Aber auch von einem Internet, das keine Bankfilialöffnungszeiten oder keinen Börsenschluss (und aktuell keine Börsenaufsicht) kennt. Von einer technikaffinen Generation, die Alltagsgeschäfte online resp. per Smartphone abwickelt. Davon, dass Vertrauen auch online, im Zweifelsfall sogar anonym, durch einen Algorithmus hergestellt werden kann. Und davon, dass Geschäfte im virtuellen Raum sich nicht (mehr) durch physikalische Grenzen und reale Schlagbäume aufhalten lassen.

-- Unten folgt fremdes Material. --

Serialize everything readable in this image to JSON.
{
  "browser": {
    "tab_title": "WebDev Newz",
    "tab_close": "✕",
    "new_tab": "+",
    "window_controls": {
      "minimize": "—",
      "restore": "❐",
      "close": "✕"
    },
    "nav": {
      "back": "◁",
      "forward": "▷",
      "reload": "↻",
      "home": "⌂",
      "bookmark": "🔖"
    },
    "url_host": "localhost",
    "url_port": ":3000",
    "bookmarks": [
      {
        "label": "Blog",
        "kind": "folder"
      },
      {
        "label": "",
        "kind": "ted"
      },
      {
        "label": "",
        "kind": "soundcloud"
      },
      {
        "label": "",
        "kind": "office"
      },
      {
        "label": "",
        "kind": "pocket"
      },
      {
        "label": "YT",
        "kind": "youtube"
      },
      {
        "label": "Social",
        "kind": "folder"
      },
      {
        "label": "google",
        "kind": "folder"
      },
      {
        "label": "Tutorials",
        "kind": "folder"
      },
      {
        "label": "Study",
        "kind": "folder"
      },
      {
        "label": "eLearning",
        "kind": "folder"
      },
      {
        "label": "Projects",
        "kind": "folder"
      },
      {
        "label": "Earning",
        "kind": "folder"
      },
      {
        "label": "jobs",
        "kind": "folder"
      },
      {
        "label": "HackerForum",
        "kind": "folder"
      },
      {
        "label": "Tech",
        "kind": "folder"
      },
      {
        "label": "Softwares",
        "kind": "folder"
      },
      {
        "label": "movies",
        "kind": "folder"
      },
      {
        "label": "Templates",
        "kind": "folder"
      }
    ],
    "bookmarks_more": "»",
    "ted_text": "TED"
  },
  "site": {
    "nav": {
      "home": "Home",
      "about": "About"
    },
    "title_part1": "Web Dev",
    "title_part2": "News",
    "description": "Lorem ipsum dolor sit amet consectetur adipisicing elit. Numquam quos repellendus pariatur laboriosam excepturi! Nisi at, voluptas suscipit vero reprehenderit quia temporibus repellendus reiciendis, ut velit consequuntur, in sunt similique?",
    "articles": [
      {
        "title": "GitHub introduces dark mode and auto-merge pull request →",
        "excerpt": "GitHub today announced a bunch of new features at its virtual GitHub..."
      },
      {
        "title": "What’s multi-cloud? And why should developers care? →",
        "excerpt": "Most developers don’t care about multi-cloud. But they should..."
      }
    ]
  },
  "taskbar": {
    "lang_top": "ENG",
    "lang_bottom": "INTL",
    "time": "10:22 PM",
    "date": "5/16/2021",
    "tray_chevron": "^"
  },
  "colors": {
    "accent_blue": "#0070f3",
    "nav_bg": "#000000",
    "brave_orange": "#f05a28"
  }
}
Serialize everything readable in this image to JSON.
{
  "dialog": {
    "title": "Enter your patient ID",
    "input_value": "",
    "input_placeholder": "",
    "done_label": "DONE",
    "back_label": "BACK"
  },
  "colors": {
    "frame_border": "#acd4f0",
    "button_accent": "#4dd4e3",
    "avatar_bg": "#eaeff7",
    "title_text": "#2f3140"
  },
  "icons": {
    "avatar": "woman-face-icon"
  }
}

Tausend Fragen in einer globalisierten Welt
Wie also umgehen mit einem Europäer, der in Südafrika wohnt, seine Ferien auf den Malediven verbringt, sich dort per Internet auf einer Kryptotauschbörse in London einloggt und in ein ICO mit Stiftungssitz in Japan investiert? Welchem Recht unterliegt er? Wo und wie soll resp. der Gewinn, den er womöglich erzielt, versteuert werden? Wie wird die Höhe der Steuer definiert? Wie überhaupt kann die Legalität der Transaktion überprüft werden? Nach welchen Kriterien? Und wer schlussendlich definiert diese und setzt ihre Einhaltung durch?
(National-)staatliche Regulationen greifen zu kurz
Die aktuelle Lage zeichnet sich durch ein massives Ungleichgewicht aus. Bisher beziehen sich staatliche Regulationen in der Regel auf das jeweils eigene Land. Darüber hinaus kennt der globale Finanzmarkt eine Vielzahl überstaatlicher Vereinbarungen, die häufig im Eingeständnis erheblicher Kompromisse in jahrelangen bi- oder multilateralen Verhandlungen entstanden sind. Was das Kryptobanking angeht, befinden sich hingegen sowohl Banken als auch Regulatoren mehr oder weniger im Experimentierstadium.
Die Krypto-Community ist allerdings über diese Phase stellenweise schon hinaus. Ein ICO dient schon längst nicht mehr nur der Spekulation, indem zu den bislang existierenden mehr als 800 Kryptowährungen noch eine neue hinzu kreiert wird. Mittlerweile dienen ICOs einer mit IPOs vergleichbaren Kapitalbeschaffung, die das Tüfteln an handfesten Applikationen auf Blockchain-Basis finanzieren und die weit über das Kaufen, Halten und Verkaufen von Kryptowährungen untereinander hinausgehen.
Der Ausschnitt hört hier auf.